Chaque samedi, un financier différent répond à nos questions. Il donne sa lecture des marchés, offre son point de vue sur la Bourse et lance quelques conseils d'investissement. Cette semaine, Richard Beaulieu, d'Addenda Capital.

À votre avis, quel est l'événement le plus significatif des derniers jours à la Bourse?

La majorité des observateurs diraient que c'est l'énoncé de la Réserve fédérale américaine (Fed) qui a confirmé son intention de maintenir les taux d'intérêt bas pour une période prolongée. Mais moi, je considère que l'événement dominant de la semaine, c'est l'histoire de la Grèce qui est susceptible d'ébranler la confiance des investisseurs.

Si je recule quelques années an arrière, je constate que c'est un bris de confiance qui a provoqué la crise et la récession. Les investisseurs ont réalisé que des placements à faibles risque pouvaient leur occasionner des pertes. Maintenant, si les investisseurs croient que les obligations d'un pays souverain comme la Grèce peuvent leur occasionner des pertes, ça pourraient fortement ébranler les marchés... surtout que beaucoup d'investisseurs s'étaient réfugiés dans les obligations gouvernementales, étant convaincus qu'elles ne feraient pas défaut. Je demeure optimiste. Mais c'est un facteur de risque important pour la reprise économique.

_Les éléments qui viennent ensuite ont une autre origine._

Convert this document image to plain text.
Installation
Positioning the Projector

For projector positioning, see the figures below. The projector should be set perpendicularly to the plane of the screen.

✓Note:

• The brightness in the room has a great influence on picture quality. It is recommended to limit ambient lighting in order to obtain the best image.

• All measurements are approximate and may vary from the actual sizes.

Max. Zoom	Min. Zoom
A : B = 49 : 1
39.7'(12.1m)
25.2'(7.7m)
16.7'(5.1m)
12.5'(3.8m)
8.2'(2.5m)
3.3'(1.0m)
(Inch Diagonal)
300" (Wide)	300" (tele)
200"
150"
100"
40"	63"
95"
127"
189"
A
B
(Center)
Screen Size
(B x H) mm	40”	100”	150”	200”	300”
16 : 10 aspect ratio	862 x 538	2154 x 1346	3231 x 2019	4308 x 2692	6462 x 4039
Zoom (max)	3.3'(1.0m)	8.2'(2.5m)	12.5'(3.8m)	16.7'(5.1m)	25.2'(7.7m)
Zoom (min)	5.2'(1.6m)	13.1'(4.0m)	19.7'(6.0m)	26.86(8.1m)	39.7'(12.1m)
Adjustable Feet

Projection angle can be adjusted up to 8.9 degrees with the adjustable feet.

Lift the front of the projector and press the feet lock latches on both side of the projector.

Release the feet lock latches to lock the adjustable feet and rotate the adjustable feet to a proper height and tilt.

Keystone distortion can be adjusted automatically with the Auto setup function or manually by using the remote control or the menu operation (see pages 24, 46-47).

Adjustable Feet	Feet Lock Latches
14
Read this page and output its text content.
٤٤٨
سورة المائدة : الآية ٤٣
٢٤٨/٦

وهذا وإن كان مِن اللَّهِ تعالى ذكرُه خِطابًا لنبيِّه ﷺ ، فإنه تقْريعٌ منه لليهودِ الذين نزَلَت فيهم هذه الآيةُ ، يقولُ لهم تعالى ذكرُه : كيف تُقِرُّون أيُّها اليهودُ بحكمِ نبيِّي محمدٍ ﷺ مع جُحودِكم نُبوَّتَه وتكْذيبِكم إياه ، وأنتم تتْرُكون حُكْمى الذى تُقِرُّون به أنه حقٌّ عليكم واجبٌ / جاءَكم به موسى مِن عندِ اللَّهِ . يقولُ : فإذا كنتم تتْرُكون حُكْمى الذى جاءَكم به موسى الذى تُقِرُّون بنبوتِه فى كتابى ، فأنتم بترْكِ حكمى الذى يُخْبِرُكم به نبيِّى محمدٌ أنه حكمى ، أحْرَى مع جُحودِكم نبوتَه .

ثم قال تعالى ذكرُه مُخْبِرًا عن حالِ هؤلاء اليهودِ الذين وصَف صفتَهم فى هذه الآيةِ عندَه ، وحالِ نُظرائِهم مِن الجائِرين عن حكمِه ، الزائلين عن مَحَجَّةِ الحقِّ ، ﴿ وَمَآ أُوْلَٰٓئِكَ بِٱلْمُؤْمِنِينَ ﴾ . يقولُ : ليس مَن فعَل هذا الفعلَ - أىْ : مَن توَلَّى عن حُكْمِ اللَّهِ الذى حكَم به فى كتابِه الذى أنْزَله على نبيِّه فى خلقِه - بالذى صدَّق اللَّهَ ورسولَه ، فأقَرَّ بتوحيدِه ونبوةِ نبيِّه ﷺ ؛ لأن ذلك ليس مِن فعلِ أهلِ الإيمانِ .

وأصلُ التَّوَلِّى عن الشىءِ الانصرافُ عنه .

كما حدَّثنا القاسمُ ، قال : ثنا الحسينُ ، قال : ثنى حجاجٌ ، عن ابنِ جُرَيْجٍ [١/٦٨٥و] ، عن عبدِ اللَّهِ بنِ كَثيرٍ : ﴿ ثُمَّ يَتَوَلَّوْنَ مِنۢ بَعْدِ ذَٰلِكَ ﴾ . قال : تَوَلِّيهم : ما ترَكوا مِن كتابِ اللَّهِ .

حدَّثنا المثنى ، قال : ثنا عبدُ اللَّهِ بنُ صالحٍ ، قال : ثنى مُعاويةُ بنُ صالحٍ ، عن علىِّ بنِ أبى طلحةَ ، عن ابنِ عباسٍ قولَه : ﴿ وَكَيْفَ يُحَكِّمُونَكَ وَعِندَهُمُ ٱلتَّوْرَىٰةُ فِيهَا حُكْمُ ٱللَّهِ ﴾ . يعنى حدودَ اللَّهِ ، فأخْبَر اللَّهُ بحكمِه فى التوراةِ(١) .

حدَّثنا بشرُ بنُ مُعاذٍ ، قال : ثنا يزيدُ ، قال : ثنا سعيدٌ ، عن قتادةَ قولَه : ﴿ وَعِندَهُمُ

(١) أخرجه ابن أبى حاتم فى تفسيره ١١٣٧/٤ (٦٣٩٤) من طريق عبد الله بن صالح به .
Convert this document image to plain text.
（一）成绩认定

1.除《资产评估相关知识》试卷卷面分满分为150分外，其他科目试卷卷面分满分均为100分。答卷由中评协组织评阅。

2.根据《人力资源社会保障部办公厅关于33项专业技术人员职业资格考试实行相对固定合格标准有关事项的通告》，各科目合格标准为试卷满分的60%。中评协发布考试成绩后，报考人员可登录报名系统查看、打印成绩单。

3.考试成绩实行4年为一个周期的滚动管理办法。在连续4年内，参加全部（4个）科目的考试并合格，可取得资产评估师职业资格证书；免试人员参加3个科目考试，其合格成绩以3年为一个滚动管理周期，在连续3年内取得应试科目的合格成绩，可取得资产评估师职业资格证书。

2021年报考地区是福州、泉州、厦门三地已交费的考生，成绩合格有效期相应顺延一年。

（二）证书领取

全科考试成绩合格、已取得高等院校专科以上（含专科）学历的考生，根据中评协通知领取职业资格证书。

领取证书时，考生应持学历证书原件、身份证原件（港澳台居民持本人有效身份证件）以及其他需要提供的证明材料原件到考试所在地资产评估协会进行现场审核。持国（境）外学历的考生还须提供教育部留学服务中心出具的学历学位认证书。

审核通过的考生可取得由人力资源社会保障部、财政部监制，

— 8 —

Quel indicateur surveillez-vous le plus attentivement en ce moment?

Les indicateurs du commerce international sont essentiels pour confirmer la vigueur de la reprise économique. Lors de la récession, on a vécu la plus forte contraction des flux mondiaux depuis la Grande Dépression. On a un début de redressement depuis quelques mois. Aux États-Unis, le déficit commercial régresse. Au Canada, il y a eu un déficit relativement fort durant la récession, alors que nos exportations vers les États-Unis se sont effondrées, surtout du côté de l'énergie. Maintenant, on est revenu en surplus... et ça augmente. C'est un ingrédient important pour la reprise canadienne.

Que feriez-vous avec 10 000$ à investir?

Je voudrais profiter de la reprise mondiale qui provient surtout des pays émergents. Le marché canadien est très bien structuré pour exploiter ce thème-là, car 45% de notre Bourse est concentrée dans l'énergie et les matières premières, deux secteurs cycliques qui profiteront de la demande des pays émergents.

On peut aussi aller vers les grandes multinationales américaines du secteur de la consommation, de vraies compagnies mondiales dont la croissance provient des marchés émergents. Le secteur américain de la technologie profitera aussi de la poussée des investissements en équipement, avec la reprise mondiale.

Quel placement évitez-vous à tout prix?

On évite les banques américaines qui sont vulnérables à une hausse des taux d'intérêt à court terme et aux aléas du marché immobilier commercial américain.

Présentement, l'écart est très élevé entre les taux d'intérêt à court et long terme. Cela équivaut pratiquement à une subvention pour les banques (les banques se financent à court terme, puis investissent dans des titres à long terme, encaissant le rendement entre les deux taux). Mais cet écart va se résorber, ce qui comprimera leur marge de profit.

Les banques canadiennes vont aussi être touchées, mais elles sont beaucoup plus solides et diversifiées que les banques américaines. Elles ont connu une belle performance. Elles sont pleines de capitaux. Mais ça devient un défi de les rentabiliser...

Qu'est-ce que les marchés sous-estiment le plus présentement?

On a des taux d'intérêt à court terme qui sont très en dessous de leur niveau d'équilibre normal. Présentement, les investisseurs sont encore très incertains quant à la hausse des taux. Mais quand l'économie se raffermir, cet été, les marchés vont changer très vite, en anticipation d'un resserrement de la politique monétaire. Il va y avoir un mouvement de hausse des taux d'intérêt à court terme, d'une ampleur qui va surprendre les marchés.

Par ailleurs, je pense que les marchés ne réalisent pas que les leviers de la croissance économique mondiale sont encore très forts. C'est un facteur positif pour une période prolongée.